Des milliers de jeunes hommes et de jeunes femmes avaient déjà quitté leurs maisons et essayaient maintenant de vivre dans les villages et les villes industrielles, en exerçant toutes les professions possibles. Ce n’était pas un mouvement organisé : c’était une de ces poussées qui entraînent les masses à certaines époques, lors d’un éveil soudain de la conscience humaine. Maintenant que de petits groupes organisés se formaient, prêts à tenter un effort systématique pour répandre en Russie les idées de liberté et de révolte, ils étaient forcément amenés à exercer leur propagande parmi les masses des paysans et des ouvriers des villes.

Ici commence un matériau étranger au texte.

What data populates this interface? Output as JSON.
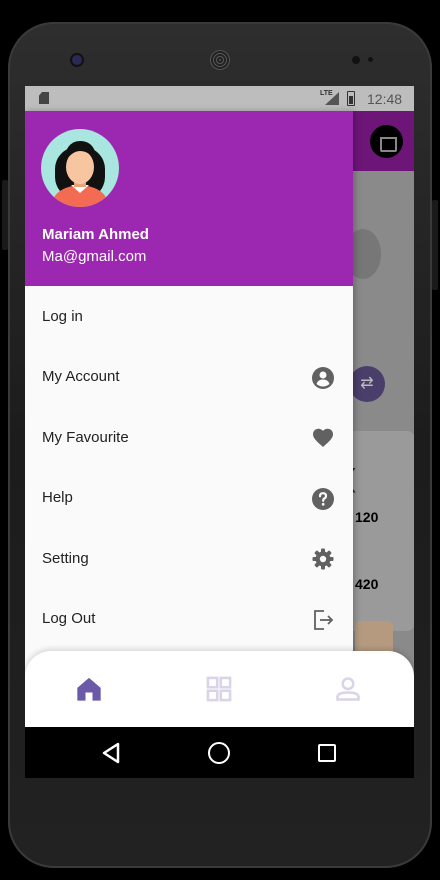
{
  "status_bar": {
    "time": "12:48",
    "network": "LTE"
  },
  "background": {
    "price_1": "120",
    "price_2": "420"
  },
  "drawer": {
    "header_color": "#9c27b0",
    "user_name": "Mariam Ahmed",
    "user_email": "Ma@gmail.com",
    "items": [
      {
        "label": "Log in",
        "icon": ""
      },
      {
        "label": "My Account",
        "icon": "account-circle-icon"
      },
      {
        "label": "My Favourite",
        "icon": "heart-icon"
      },
      {
        "label": "Help",
        "icon": "help-circle-icon"
      },
      {
        "label": "Setting",
        "icon": "gear-icon"
      },
      {
        "label": "Log Out",
        "icon": "logout-icon"
      }
    ]
  },
  "bottom_nav": {
    "active_color": "#6a5aa8",
    "inactive_color": "#d9d4e8",
    "items": [
      {
        "icon": "home-icon",
        "active": true
      },
      {
        "icon": "grid-icon",
        "active": false
      },
      {
        "icon": "person-icon",
        "active": false
      }
    ]
  }
}
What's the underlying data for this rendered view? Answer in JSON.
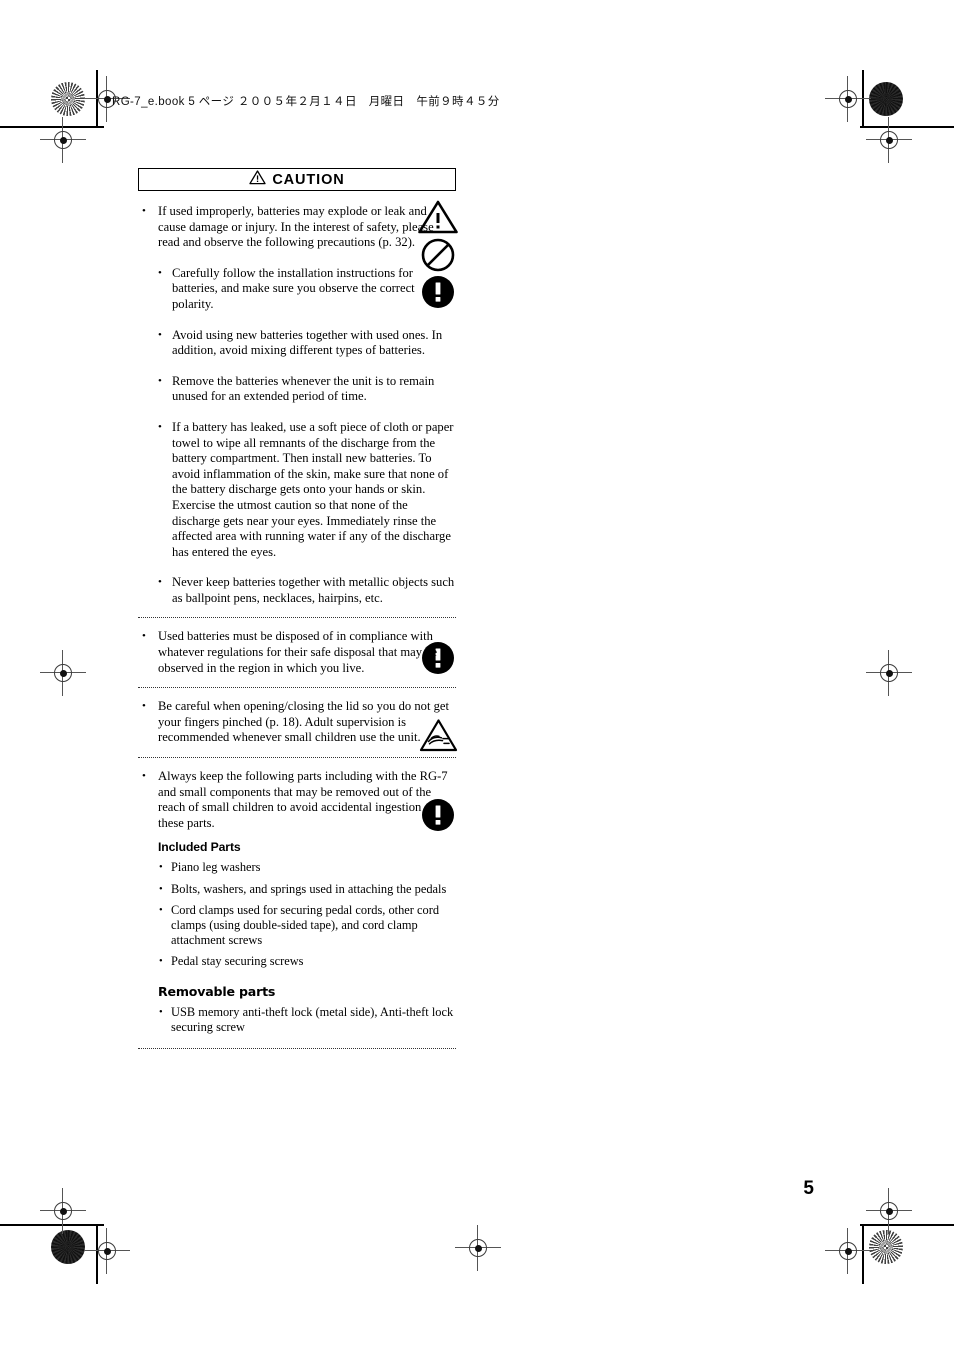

Divers écrivains ont essayé d’expliquer ce mouvement « vers le peuple » par des influences venues de l’étranger — les agitateurs étrangers sont partout une explication favorite. Il est certain que notre jeunesse prêtait l’oreille à la voix puissante de Bakounine et que l’agitation de l’Internationale exerçait sur nous une irrésistible influence. Mais le mouvement « V narod ! » — Vers le peuple ! — avait une origine beaucoup plus profonde : il avait commencé avant que les « agitateurs étrangers » eussent parlé à la jeunesse russe, et même avant que l’Internationale eût été fondée. Il avait déjà commencé dans les groupes de Karakosov en 1866 ; Tourguénev le vit venir, et dès 1859 il en fait une faible esquisse. Je fis tout mon possible pour favoriser ce mouvement dans le cercle de Tchaïkovsky ; mais je ne faisais que suivre le courant, qui était infiniment plus puissant que tous les efforts individuels. Entraîné par ce courant, le cercle devint bientôt le centre principal de la propagande socialiste parmi les ouvriers des villes, en même temps qu’il commençait à s’occuper de la propagande dans les campagnes.